US Agreed To Withdraw Troops From Niger September 15


The US and Niger have agreed that American troops will leave the country “no later” than 15 September, they announced in a joint statement on Sunday.

They said the two countries had “reached a disengagement agreement to effect the withdrawal of U.S. forces, which has already begun”.

The US has relied on Niger as its primary base for monitoring regional jihadist activity

The statement commended the “joint sacrifices of Nigerien and U.S. forces in the fight against terrorism”.

The statement said the withdrawal would not affect the continuation of US-Niger relations.

“The United States and Niger are committed to ongoing diplomatic dialogue to define the future of their bilateral relations,” it read.
The deal was reached after marathon talks between the two countries in Niamey.

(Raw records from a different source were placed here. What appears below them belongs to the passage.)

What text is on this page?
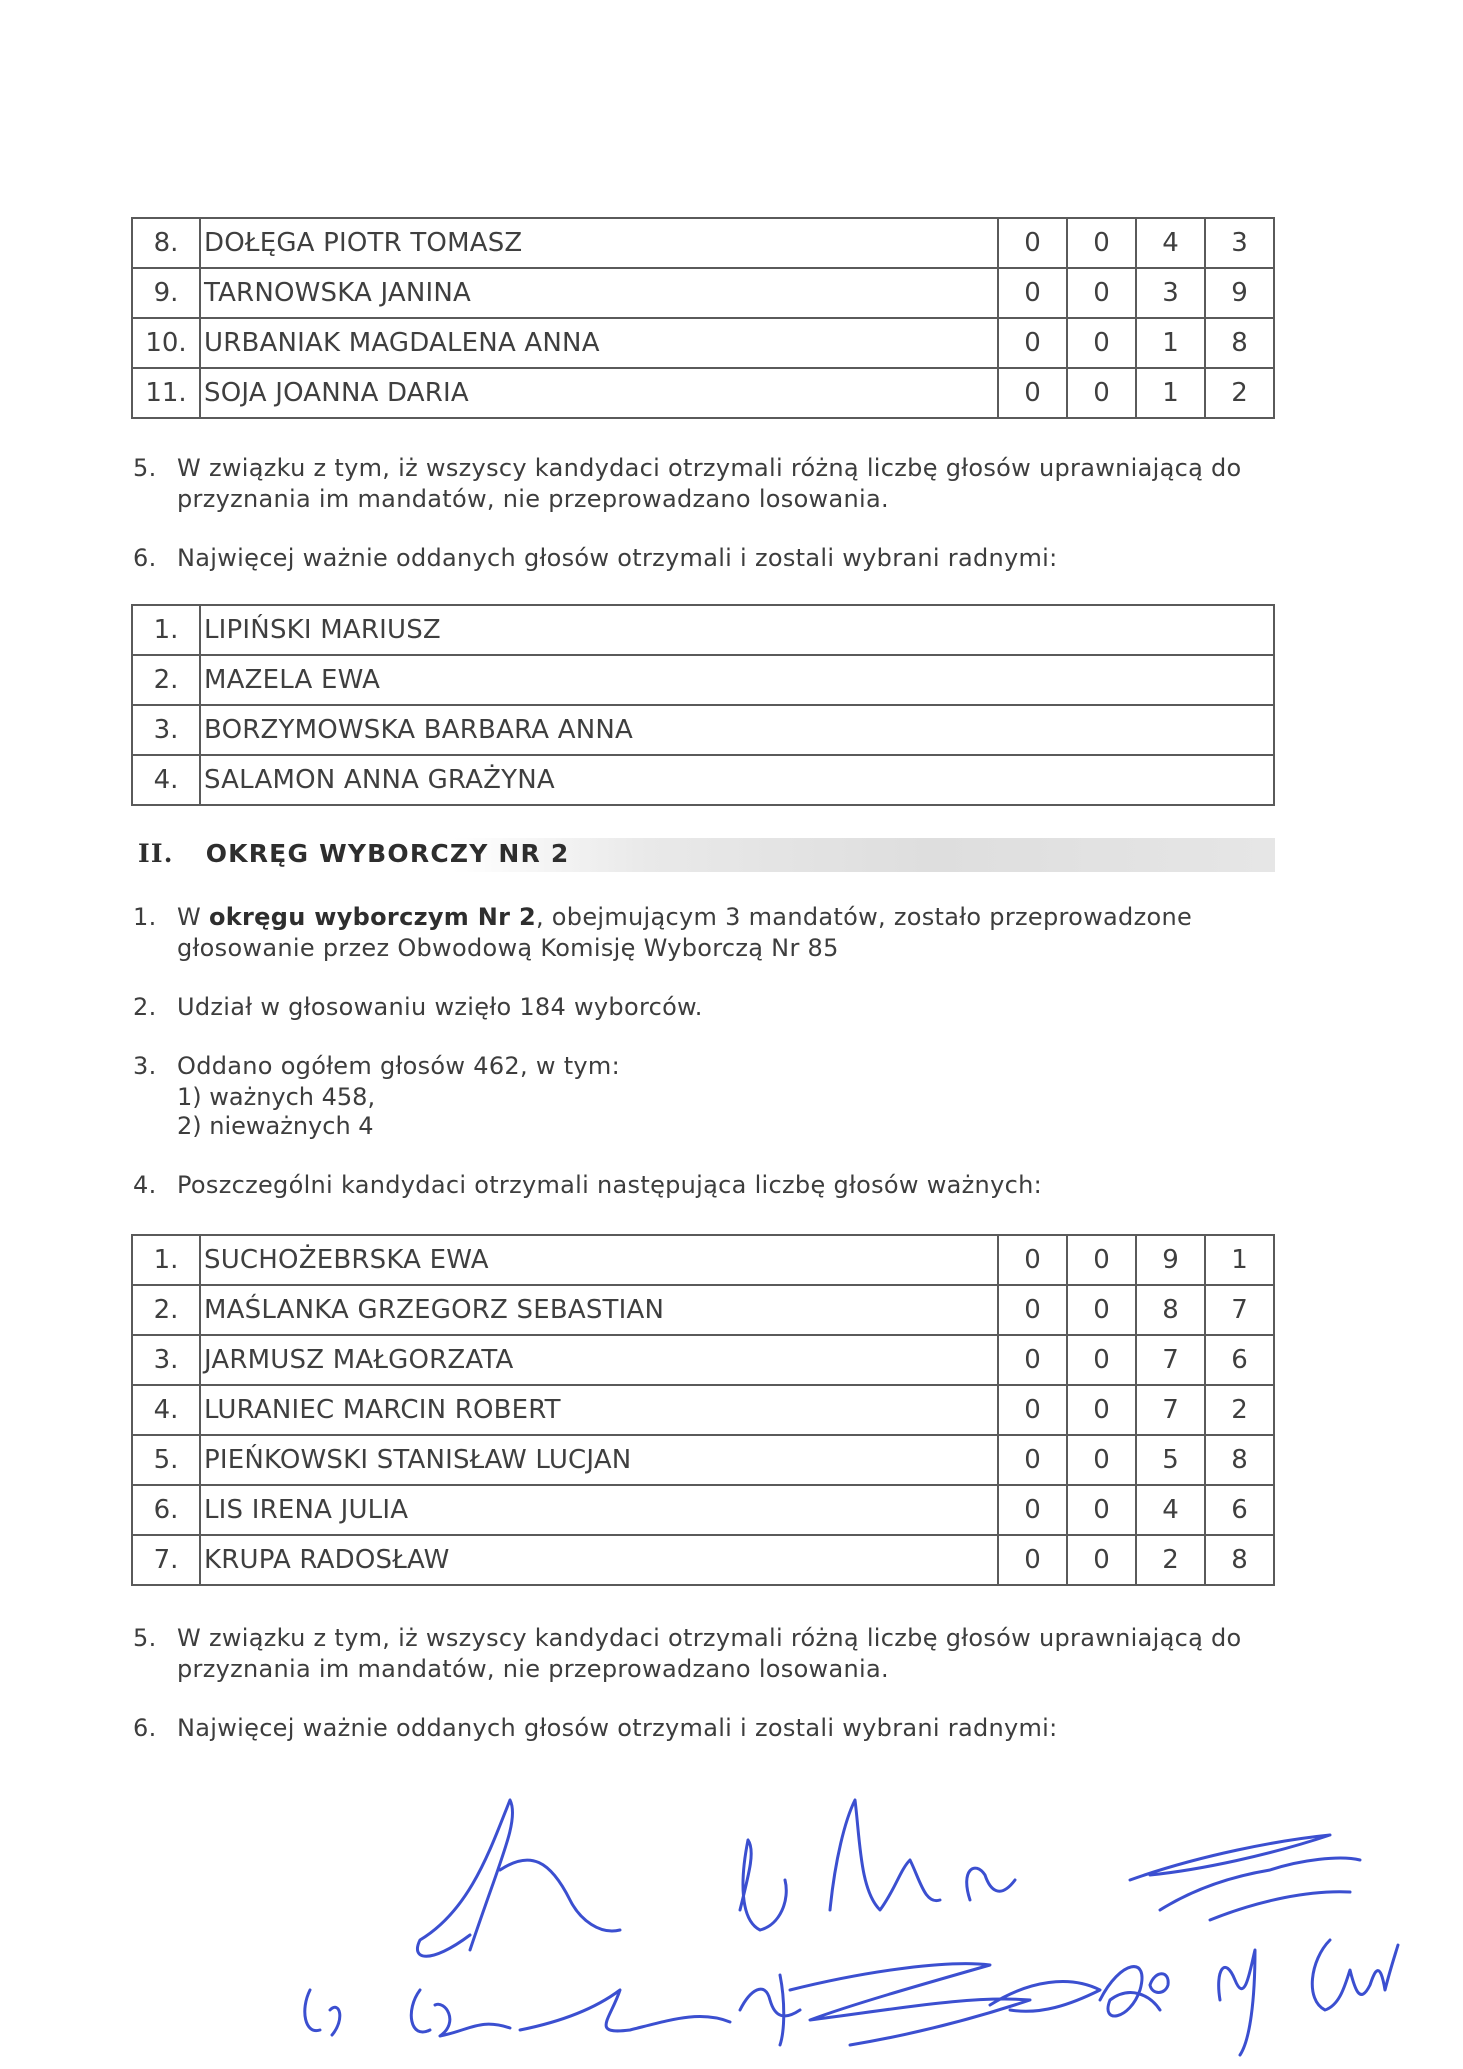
8.	DOŁĘGA PIOTR TOMASZ	0	0	4	3
9.	TARNOWSKA JANINA	0	0	3	9
10.	URBANIAK MAGDALENA ANNA	0	0	1	8
11.	SOJA JOANNA DARIA	0	0	1	2
5. W związku z tym, iż wszyscy kandydaci otrzymali różną liczbę głosów uprawniającą do
przyznania im mandatów, nie przeprowadzano losowania.
6. Najwięcej ważnie oddanych głosów otrzymali i zostali wybrani radnymi:
1.	LIPIŃSKI MARIUSZ
2.	MAZELA EWA
3.	BORZYMOWSKA BARBARA ANNA
4.	SALAMON ANNA GRAŻYNA
II. OKRĘG WYBORCZY NR 2
1. W okręgu wyborczym Nr 2, obejmującym 3 mandatów, zostało przeprowadzone
głosowanie przez Obwodową Komisję Wyborczą Nr 85
2. Udział w głosowaniu wzięło 184 wyborców.
3. Oddano ogółem głosów 462, w tym:
1) ważnych 458,
2) nieważnych 4
4. Poszczególni kandydaci otrzymali następująca liczbę głosów ważnych:
1.	SUCHOŻEBRSKA EWA	0	0	9	1
2.	MAŚLANKA GRZEGORZ SEBASTIAN	0	0	8	7
3.	JARMUSZ MAŁGORZATA	0	0	7	6
4.	LURANIEC MARCIN ROBERT	0	0	7	2
5.	PIEŃKOWSKI STANISŁAW LUCJAN	0	0	5	8
6.	LIS IRENA JULIA	0	0	4	6
7.	KRUPA RADOSŁAW	0	0	2	8
5. W związku z tym, iż wszyscy kandydaci otrzymali różną liczbę głosów uprawniającą do
przyznania im mandatów, nie przeprowadzano losowania.
6. Najwięcej ważnie oddanych głosów otrzymali i zostali wybrani radnymi:
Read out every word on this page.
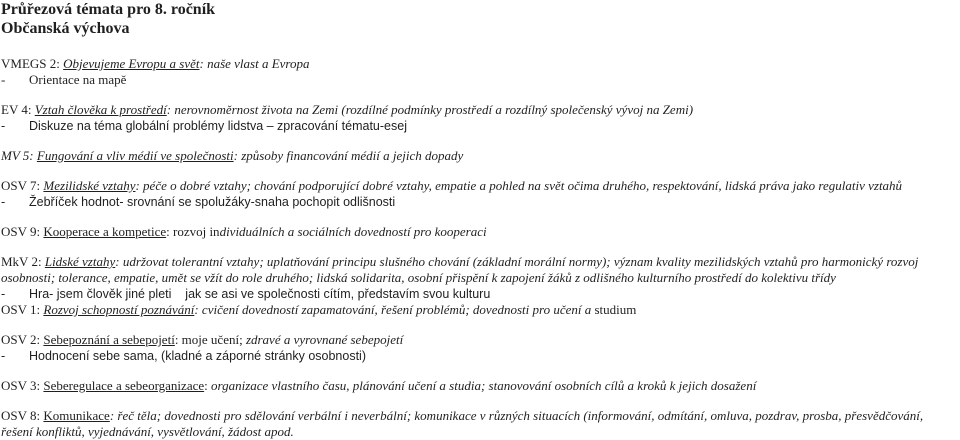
Průřezová témata pro 8. ročník
Občanská výchova

VMEGS 2: Objevujeme Evropu a svět: naše vlast a Evropa

- Orientace na mapě

EV 4: Vztah člověka k prostředí: nerovnoměrnost života na Zemi (rozdílné podmínky prostředí a rozdílný společenský vývoj na Zemi)

- Diskuze na téma globální problémy lidstva – zpracování tématu-esej

MV 5: Fungování a vliv médií ve společnosti: způsoby financování médií a jejich dopady

OSV 7: Mezilidské vztahy: péče o dobré vztahy; chování podporující dobré vztahy, empatie a pohled na svět očima druhého, respektování, lidská práva jako regulativ vztahů

- Žebříček hodnot- srovnání se spolužáky-snaha pochopit odlišnosti

OSV 9: Kooperace a kompetice: rozvoj individuálních a sociálních dovedností pro kooperaci

MkV 2: Lidské vztahy: udržovat tolerantní vztahy; uplatňování principu slušného chování (základní morální normy); význam kvality mezilidských vztahů pro harmonický rozvoj

osobnosti; tolerance, empatie, umět se vžít do role druhého; lidská solidarita, osobní přispění k zapojení žáků z odlišného kulturního prostředí do kolektivu třídy

- Hra- jsem člověk jiné pleti    jak se asi ve společnosti cítím, představím svou kulturu

OSV 1: Rozvoj schopností poznávání: cvičení dovedností zapamatování, řešení problémů; dovednosti pro učení a studium

OSV 2: Sebepoznání a sebepojetí: moje učení; zdravé a vyrovnané sebepojetí

- Hodnocení sebe sama, (kladné a záporné stránky osobnosti)

OSV 3: Seberegulace a sebeorganizace: organizace vlastního času, plánování učení a studia; stanovování osobních cílů a kroků k jejich dosažení

OSV 8: Komunikace: řeč těla; dovednosti pro sdělování verbální i neverbální; komunikace v různých situacích (informování, odmítání, omluva, pozdrav, prosba, přesvědčování,

řešení konfliktů, vyjednávání, vysvětlování, žádost apod.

In March, Niger announced the end of its military agreement with the US. Military spokesperson Col Amadou Abdramane accused the US of raising objections about the allies that Niger had chosen.

Col Abdramane condemned the US for its “condescending attitude” and “threat of reprisals”.

Tensions spiked between the US and Niger after the elected president, Mohamed Bazoum, was overthrown last year.

Niger is in Africa’s Sahel region, considered the new global epicentre of the Islamic State group.

American forces have used two military bases in Niger to monitor Islamist militant groups in the Sahel.

The US built a $100m (£80m) military base there six years ago in the central city of Agadez, 750km (460 miles) north-east of Niamey.

It has played a key role in the US strategy to combat jihadists in West Africa. The US has more than 1,000 troops stationed at the base.

It is the second Western power to withdraw from Niger.

Last year, Niger expelled former colonial power France’s troops, who had also been deployed to fight jihadists.

As Niger has distanced itself from the West, it has drawn closer to Russia.

Last month, Russian military instructors arrived in Niger as part of a new agreement with its military leaders.

Niger has also broken away from local democracies and sought stronger regional alliances with fellow junta-led nations Burkina Faso and Mali.

The trio have quit Ecowas – the West African regional body which opposed their military takeovers.

They have also quit the French-backed G5 Sahel force, saying it was ineffectual and undermined African sovereignty, and launched their own defence pact called the Alliance of Sahel States.